Matteo annuì impercettibilmente e lasciò che le dita di lei tornassero sul suo viso. Chiuse gli occhi, respirando a mala pena. Lasciando tutto ai sensi.
“Ti faccio male?”
Matteo accennò un sorriso, negando con fare rilassato. Non era mai stato meglio.
Sentiva le dita sottili di lei che gli carezzavano il contorno dell’occhio sinistro: attente, leggere come ali di farfalla. Si muovevano, abili e delicate. Movimenti circolari, che lentamente si allargavano. Le sentì scendere con calma e un sospiro gli sfuggì nel momento in cui si soffermarono sul suo zigomo.

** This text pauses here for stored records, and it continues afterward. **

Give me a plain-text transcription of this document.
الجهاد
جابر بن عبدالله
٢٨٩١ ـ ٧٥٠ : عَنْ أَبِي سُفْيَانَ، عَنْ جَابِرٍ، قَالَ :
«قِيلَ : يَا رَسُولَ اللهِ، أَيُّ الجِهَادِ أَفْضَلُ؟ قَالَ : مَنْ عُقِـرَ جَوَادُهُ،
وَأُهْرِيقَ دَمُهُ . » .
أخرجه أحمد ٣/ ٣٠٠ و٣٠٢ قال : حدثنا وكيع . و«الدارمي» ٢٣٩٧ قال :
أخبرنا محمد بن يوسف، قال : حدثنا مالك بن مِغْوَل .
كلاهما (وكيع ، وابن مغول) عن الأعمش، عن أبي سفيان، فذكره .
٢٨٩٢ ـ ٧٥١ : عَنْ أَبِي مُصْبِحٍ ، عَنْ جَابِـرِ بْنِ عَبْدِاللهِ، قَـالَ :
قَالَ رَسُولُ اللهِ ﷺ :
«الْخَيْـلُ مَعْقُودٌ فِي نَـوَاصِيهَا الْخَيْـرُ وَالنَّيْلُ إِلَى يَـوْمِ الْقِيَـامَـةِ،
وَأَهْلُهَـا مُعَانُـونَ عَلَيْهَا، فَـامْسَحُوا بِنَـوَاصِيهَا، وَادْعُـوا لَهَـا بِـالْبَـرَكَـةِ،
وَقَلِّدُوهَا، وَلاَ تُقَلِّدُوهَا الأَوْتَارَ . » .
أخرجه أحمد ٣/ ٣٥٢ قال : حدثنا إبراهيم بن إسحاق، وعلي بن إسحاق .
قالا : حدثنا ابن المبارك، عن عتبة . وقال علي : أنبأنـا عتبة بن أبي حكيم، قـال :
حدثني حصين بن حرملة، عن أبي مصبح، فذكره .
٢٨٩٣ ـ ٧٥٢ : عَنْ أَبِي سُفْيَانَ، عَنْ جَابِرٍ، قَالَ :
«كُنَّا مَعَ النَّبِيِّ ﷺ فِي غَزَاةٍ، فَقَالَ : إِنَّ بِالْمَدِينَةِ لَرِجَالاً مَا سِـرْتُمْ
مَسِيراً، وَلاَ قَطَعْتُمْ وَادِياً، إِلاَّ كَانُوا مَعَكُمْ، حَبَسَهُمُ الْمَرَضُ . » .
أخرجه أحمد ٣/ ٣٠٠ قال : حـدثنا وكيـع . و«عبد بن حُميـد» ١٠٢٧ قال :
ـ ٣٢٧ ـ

“Brucia?” chiese ancora Veronica, il tono preoccupato.
“No.” mormorò lui in risposta, mentendo. Come sempre. Dov’era, in fondo, il problema?
“Sicuro?”
“Sì.” mentì ancora, senza preoccuparsene.
Le dita di lei continuarono ancora un po’ la loro corsa, coprendo ogni centimetro di pelle tumefatta. Veronica si morse il labbro, concentrata: non voleva sbagliare, premere più del dovuto. Guardò l’alone violaceo e storse il naso, irritata; era un occhio nero da dieci e lode, doveva ammetterlo: gonfio e livido. Orrendo. Doloroso.
“Un muro, quindi?” domandò, non riuscendo a frenare la lingua. Registrò subito il tendersi del corpo di lui, i muscoli che si irrigidivano. Un
tasto dolente, quasi quanto doveva esserlo l’occhio.

“Già.” categorico, sicuro, coinciso. Il tono perentorio di chi vuole chiudere un discorso.
Veronica annuì, allontanando piano la mano dal volto del ragazzo. Respirava piano, soprappensiero. Lasciò scorrere lo sguardo su quel viso: le labbra serrate, gli occhi ancora chiusi. Un alone scuro che gli sfigurava la metà sinistra della faccia, dal sopracciglio fin sotto allo zigomo. Innocuo. Ecco, come appariva in quel momento Matteo. 
Innocuo ed innocente. E lei sapeva che era assurdo.
Veronica sorrise, un sorriso finto. Il sorriso di un’illusa, pensò, pulendosi le dita su di un panno.
“Fatto?”
Lei non rispose, lasciando che il tono incerto del ragazzo aleggiasse ancora nell’aria. Non riusciva a decifrare i sentimenti che si nascondevano dietro quella domanda. E ancor meno si sentiva in grado di comprendere colui che gliel’aveva rivolta. Gentile, poi scorbutico. Galante, poi cafone.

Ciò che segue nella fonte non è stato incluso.